Come spesso succedeva nella Vienna del tempo, dietro un grand’uomo c’era una moglie. Nella nuova borghesia, ricchissima, ove i maschi sguazzavano nel rozzo materialismo dei denari, le consorti coltivavano il gusto, animavano salotti, sponsorizzavano artisti (come danno collaterale fiorivano adulteri di donne sempre più moderne, libere, consapevoli della loro sessualità, e delle pulsioni annidate nell’inconscio appena scoperto dalla psicoanalisi, proprio lì, in quella metropoli). Anna Fuchs, figlia di un macellaio, sedici anni più giovane del marito, invece sviluppò un magnifico talento per gli affari e il comando. 
Soprannominata Frau Sacher, gestiva con polso d’acciaio un esercito di servitori (da chi lucidava l’argenteria a chi manovrava gli ascensori), quadrava i conti, conquistava la soddisfazione degli ospiti, prima accanto al coniuge, poi, quand’egli finì all’altro mondo, da sola (fu lei a battezzare l’albergo «Sacher»). Salten, l’autore di Bambi, adorava il suo «viso da soubrette intelligentissimo, attraversato fulmineamente da mille idee diaboliche allo stesso tempo». Si circondava di piccoli bulldog che amava quanto il sigaro, anch’esso simbolo di emancipazione e potere per una donna.

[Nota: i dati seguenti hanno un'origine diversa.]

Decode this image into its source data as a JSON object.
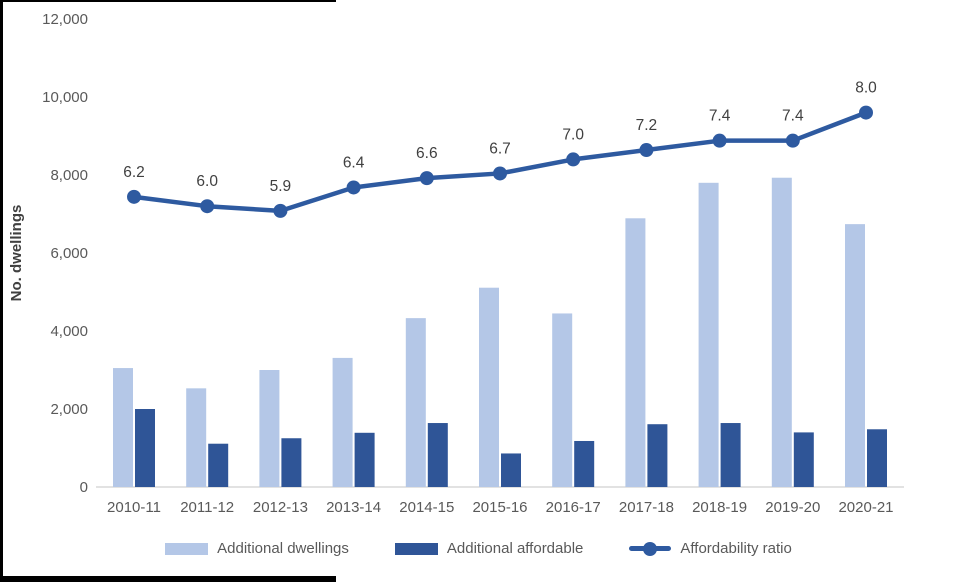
{
  "chart_data": {
    "type": "bar",
    "subtype": "grouped-bars-with-line",
    "categories": [
      "2010-11",
      "2011-12",
      "2012-13",
      "2013-14",
      "2014-15",
      "2015-16",
      "2016-17",
      "2017-18",
      "2018-19",
      "2019-20",
      "2020-21"
    ],
    "series": [
      {
        "name": "Additional dwellings",
        "type": "bar",
        "color": "#b4c7e7",
        "values": [
          3050,
          2530,
          3000,
          3310,
          4330,
          5110,
          4450,
          6890,
          7800,
          7930,
          6740
        ]
      },
      {
        "name": "Additional affordable",
        "type": "bar",
        "color": "#2f5597",
        "values": [
          2000,
          1110,
          1250,
          1390,
          1640,
          860,
          1180,
          1610,
          1640,
          1400,
          1480
        ]
      },
      {
        "name": "Affordability ratio",
        "type": "line",
        "color": "#2e5aa0",
        "values": [
          6.2,
          6.0,
          5.9,
          6.4,
          6.6,
          6.7,
          7.0,
          7.2,
          7.4,
          7.4,
          8.0
        ],
        "labels": [
          "6.2",
          "6.0",
          "5.9",
          "6.4",
          "6.6",
          "6.7",
          "7.0",
          "7.2",
          "7.4",
          "7.4",
          "8.0"
        ],
        "axis_scale": 1200
      }
    ],
    "title": "",
    "xlabel": "",
    "ylabel": "No. dwellings",
    "ylim": [
      0,
      12000
    ],
    "ytick_step": 2000,
    "yticks": [
      "0",
      "2,000",
      "4,000",
      "6,000",
      "8,000",
      "10,000",
      "12,000"
    ],
    "grid": false,
    "legend_position": "bottom",
    "colors": {
      "background": "#ffffff",
      "axis_line": "#d9d9d9",
      "tick_label": "#595959",
      "axis_title": "#404040",
      "data_label": "#404040",
      "legend_label": "#595959",
      "screenshot_border": "#000000"
    }
  }
}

Nel suo regno passarono principi e magnati, intellettuali e ballerine, amanti e spie. Si consumarono intrighi e illusioni. Si scrissero opere immortali, e si fece all’amore protetti dalla discrezione. E tutti, da Sissi ai Rotschild, da Schnitzler al Principe Rodolfo, da Kraus a Strauss, firmarono soddisfatti il registro delle presenze.


Il simbolo appannato

Poi il mondo andò in frantumi con la Grande guerra. E mestamente anche la stirpe dei Sacher, come in un romanzo di Roth. Negli Anni 20 Anna fece interdire il figlio Eduard, sifilitico, pieno di debiti, nevrotico (la figlia Franziska aveva fallito il matrimonio, e viveva sotto le sue ali). Nonostante il clima nazionale sempre più avvelenato, la guerriglia in piazza tra folle di rossi e bande di neri (che impressionavano il Canetti di Massa e potere), Frau Sacher teneva duro. Il suo hotel era un simbolo sempre meno luccicante. S’indebitò per adeguarlo ai nuovi standard, perché il lusso cambia col tempo: costruì un riscaldamento centralizzato e portò l’acqua corrente su tutti i piani. Si diceva che giocasse troppo ai cavalli e perdesse. Nel ’29 fu interdetta lei, nel ’30 morì. Nell’accuratissimo testamento pensò a molti. Anche all’albergo, che non doveva essere amministrato dai disgraziati figli. Ma ormai erano più i passivi che le ricchezze. E nel ’34 fu venduto in asta fallimentare a un avvocato, la cui discendenza gestisce ancora oggi marchio e leggenda.